Intensive outpatient programs (IOPs) are meant for individuals that need more than early intervention or general outpatient, but don’t necessarily need the medical detox or 24-hour supervision during their recovery. Individuals that benefit from IOP are often suffering from co-occurring disorders. These individuals will typically live at home and commute to the treatment center.
Intensive outpatient programs typically include nine hours of treatment per week, usually broken up into 3 sessions a week. However, they can go up to as much as twenty-five hours per week among 5 weekdays.
More than 10 percent of individuals receiving treatment for addiction are treating through intensive outpatient programs. How do you know if you or a loved one would benefit from an intensive outpatient program?
Severity of Addiction
While you may know that you are in need of help, you may not be able to fully judge the severity of your own addiction. It’s important to discuss it with your doctor or therapist, so you can have a better understanding if IOP would be beneficial to your recovery journey. A good indicator would be how long you have been using and how often you use, but again, speaking with a treatment professional will give you the more thorough understanding. If you have gone through detox and need support staying sober, an intensive outpatient program may be the option for you. If you have tried to quit but could not get through detox, IOP may not be the answer for you, and looking into an inpatient program with detox would be worth looking into.
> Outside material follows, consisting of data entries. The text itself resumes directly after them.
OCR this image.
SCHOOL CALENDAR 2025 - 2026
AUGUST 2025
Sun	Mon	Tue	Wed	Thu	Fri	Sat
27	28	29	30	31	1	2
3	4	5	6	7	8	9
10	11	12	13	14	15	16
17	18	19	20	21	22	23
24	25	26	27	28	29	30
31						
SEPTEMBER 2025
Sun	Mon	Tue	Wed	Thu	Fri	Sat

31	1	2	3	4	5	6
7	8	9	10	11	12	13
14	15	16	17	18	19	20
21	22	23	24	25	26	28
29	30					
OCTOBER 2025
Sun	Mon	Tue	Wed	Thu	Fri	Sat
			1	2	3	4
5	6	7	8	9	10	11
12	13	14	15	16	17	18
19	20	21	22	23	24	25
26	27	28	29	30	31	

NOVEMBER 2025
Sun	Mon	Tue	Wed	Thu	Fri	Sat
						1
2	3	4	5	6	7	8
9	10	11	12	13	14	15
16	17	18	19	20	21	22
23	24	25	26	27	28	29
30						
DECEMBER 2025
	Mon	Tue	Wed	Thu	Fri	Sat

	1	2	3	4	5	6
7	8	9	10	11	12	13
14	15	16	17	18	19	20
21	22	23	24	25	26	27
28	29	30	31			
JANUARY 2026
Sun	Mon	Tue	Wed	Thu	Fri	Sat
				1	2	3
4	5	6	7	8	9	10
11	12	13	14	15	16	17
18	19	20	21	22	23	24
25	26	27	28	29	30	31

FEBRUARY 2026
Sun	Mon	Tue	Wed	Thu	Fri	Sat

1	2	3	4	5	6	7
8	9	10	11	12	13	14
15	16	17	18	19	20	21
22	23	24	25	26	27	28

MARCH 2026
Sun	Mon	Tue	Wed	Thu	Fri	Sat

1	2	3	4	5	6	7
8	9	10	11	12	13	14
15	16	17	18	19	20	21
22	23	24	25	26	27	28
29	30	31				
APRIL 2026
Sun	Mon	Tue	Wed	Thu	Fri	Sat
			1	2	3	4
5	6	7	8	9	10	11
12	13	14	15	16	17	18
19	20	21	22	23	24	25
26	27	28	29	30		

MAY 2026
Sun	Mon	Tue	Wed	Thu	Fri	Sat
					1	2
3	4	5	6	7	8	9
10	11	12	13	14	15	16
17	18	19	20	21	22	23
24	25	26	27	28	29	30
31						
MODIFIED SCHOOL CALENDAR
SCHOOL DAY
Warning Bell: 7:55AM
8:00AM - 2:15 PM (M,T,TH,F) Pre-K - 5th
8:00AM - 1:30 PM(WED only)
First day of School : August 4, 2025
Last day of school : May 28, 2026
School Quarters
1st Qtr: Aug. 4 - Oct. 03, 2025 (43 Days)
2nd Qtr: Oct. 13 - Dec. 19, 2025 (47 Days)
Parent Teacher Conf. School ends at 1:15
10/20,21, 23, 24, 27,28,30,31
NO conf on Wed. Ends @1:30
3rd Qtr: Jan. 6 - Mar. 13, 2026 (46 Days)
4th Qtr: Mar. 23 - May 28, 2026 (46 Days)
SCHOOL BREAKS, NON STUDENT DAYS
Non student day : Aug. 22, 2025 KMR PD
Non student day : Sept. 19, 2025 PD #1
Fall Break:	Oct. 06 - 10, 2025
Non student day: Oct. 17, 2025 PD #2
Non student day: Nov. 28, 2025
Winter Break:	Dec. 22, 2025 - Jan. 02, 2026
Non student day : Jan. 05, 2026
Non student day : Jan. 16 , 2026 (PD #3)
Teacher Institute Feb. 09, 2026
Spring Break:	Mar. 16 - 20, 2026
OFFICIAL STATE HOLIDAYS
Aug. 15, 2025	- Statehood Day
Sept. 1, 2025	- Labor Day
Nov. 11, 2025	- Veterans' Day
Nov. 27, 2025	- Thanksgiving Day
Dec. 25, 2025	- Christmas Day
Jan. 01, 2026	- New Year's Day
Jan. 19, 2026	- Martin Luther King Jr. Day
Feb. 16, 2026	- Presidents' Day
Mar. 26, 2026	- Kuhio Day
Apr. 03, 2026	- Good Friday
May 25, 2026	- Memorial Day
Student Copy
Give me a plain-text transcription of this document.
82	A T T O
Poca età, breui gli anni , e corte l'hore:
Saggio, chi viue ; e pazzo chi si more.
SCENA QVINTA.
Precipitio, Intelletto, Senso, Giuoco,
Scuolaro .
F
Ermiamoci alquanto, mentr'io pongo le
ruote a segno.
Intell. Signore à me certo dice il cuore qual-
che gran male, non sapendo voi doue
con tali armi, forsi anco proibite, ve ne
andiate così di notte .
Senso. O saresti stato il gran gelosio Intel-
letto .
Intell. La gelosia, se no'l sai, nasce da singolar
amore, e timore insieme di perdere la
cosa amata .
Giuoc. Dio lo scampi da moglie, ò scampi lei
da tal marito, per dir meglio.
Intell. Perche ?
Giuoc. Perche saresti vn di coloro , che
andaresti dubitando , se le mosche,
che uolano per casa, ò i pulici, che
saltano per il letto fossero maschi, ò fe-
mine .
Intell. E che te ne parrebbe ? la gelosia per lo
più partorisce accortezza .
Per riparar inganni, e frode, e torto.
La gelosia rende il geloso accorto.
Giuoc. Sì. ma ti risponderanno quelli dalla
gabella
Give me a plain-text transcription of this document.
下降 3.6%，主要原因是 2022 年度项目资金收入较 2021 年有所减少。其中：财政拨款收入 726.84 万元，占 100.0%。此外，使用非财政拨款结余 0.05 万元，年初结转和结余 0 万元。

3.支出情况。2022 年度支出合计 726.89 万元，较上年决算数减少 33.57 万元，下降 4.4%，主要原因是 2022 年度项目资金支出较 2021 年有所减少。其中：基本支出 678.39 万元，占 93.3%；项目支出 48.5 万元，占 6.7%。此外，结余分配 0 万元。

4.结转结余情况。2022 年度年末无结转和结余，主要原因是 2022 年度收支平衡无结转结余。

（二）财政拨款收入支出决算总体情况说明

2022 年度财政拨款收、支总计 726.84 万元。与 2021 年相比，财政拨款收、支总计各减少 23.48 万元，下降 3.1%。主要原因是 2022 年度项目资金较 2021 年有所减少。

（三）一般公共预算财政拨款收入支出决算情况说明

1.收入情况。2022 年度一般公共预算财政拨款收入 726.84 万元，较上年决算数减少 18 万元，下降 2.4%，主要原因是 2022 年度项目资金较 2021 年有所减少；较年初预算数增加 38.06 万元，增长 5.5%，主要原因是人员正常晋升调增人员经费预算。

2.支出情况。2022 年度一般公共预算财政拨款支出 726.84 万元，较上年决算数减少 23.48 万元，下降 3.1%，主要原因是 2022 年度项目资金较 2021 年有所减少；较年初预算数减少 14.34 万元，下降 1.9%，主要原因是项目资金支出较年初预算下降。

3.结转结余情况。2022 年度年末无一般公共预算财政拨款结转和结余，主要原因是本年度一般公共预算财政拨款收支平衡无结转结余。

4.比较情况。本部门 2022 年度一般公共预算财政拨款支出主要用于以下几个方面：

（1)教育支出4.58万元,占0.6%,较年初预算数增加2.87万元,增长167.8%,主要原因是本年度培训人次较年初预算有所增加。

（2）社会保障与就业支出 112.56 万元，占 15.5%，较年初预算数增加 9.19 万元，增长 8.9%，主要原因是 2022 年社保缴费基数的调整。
Many individuals are unable to take a break from their everyday responsibilities, like their job or their family. Individuals who are unable to miss work, school, or are single parents prefer IOPs. IOPs require a significant time commitment but they do provide freedom to continue with your regular responsibilities.
Intensive outpatient programs also typically cost less than residential treatment programs. This can make the difference when an insurance company is not paying for treatment. Studies have also found that the length of treatment, whether residential or outpatient, is crucial to the recovery of more severe addictions.
The difficult part about entering into an intensive outpatient program is the simple fact that you might not have a quality program in your area. Residential treatment programs can be attended anywhere in the world, but IOPs are local to you.
Intensive outpatient programs can either be used for those suffering from moderate substance abuse problems to those who have completed a residential program but need a stepping stone before returning back to their everyday life. It’s important to talk with your healthcare professional about what the best option for you would be if considering an IOP. Using it as a stepping stone to a lesser intense treatment will preserve the social support you would receive in a residential program while allowing you to integrate back into your regular life.